Mais les souvenirs se précipitent à l’approche de la guerre de Corée et des années 50. Le frère du narrateur craint d’être mobilisé. Images de soldats faisant leurs adieux à leurs fiancées sur les docks ; des soldats peinent sur la neige des collines coréennes et se tiennent près des croix en bois des sépultures de leurs camarades. La puissante chanson qui accompagne ces images nous touchent audelà de sa famille, He ain’t heavy, he’s my brother.

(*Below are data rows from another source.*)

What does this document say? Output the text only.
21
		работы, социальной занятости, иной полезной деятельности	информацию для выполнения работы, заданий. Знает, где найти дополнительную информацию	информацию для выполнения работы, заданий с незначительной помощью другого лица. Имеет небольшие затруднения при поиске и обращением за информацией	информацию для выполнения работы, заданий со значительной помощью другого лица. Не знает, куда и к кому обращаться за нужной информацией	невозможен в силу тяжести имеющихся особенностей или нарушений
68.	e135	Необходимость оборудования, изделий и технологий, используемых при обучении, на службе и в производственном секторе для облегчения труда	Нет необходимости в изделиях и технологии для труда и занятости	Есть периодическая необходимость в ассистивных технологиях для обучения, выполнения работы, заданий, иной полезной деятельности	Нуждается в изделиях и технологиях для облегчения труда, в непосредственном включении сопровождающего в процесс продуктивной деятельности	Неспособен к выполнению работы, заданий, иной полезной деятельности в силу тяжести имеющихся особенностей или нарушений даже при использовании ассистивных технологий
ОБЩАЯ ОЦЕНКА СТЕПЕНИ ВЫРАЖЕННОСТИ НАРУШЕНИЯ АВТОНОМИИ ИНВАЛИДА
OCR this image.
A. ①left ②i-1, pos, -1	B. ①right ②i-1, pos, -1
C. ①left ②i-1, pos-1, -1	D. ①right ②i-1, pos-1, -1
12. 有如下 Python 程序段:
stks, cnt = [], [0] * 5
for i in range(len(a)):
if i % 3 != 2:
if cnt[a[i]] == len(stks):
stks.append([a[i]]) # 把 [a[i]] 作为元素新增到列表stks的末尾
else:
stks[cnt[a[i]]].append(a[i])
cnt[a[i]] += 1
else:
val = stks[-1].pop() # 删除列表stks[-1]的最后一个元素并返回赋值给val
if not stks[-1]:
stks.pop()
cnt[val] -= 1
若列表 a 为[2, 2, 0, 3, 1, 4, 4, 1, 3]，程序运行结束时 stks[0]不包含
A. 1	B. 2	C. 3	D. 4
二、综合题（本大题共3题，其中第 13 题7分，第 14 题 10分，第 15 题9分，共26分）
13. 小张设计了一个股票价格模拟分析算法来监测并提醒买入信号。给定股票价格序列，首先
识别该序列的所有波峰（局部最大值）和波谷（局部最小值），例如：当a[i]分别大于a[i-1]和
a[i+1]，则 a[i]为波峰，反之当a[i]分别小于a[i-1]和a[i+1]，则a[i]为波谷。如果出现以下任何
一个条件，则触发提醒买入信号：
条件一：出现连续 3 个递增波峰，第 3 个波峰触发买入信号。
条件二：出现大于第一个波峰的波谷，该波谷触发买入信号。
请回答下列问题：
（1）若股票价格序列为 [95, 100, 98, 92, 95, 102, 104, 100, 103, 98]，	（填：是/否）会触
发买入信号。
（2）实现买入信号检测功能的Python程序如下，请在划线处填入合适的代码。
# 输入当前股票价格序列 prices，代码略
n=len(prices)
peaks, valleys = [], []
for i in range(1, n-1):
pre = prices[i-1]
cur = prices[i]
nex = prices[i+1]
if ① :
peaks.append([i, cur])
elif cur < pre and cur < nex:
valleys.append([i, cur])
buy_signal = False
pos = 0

Avec le mariage de la future reine en 1947, nous prenons connaissance des excès d’un monde britannique très différent. Elizabeth et Philip – Betty et Phil, comme le narrateur les appelle, ont reçu une liste incroyablement variée des cadeaux de mariage qui comporte entre autres 76 pochettes et 38 sacs à main… Puis il y a les 10 000 perles cousues sur la robe pour lesquelles la mariée aurait mis de côté toutes ses cartes de rationnement ; car toutes ces extravagances sont mises en parallèle avec le rationnement de l’alimentation et des vêtements qui a toujours lieu en 1953 quand Elizabeth II est couronnée dans l’opulence; Betty et Phil entourés d’un millier de laquais alors que tant de sujets continuent à vivre dans des taudis.
Les années 1950 apparaissent aussi comme celles de la fin de l’Empire britannique. Et il faut attendre les années 1960 pour que les quartiers pauvres de Liverpool soient rasés. Malgré la misère de cette vie, on détecte un sentiment de nostalgie dans la chanson de Peggy Lee The folks who live on the hill ; mais la réalité est bien noire sur ces images de vitres cassées dans les minuscules maisons victoriennes où des personnes âgées vivent dans des conditions sordides.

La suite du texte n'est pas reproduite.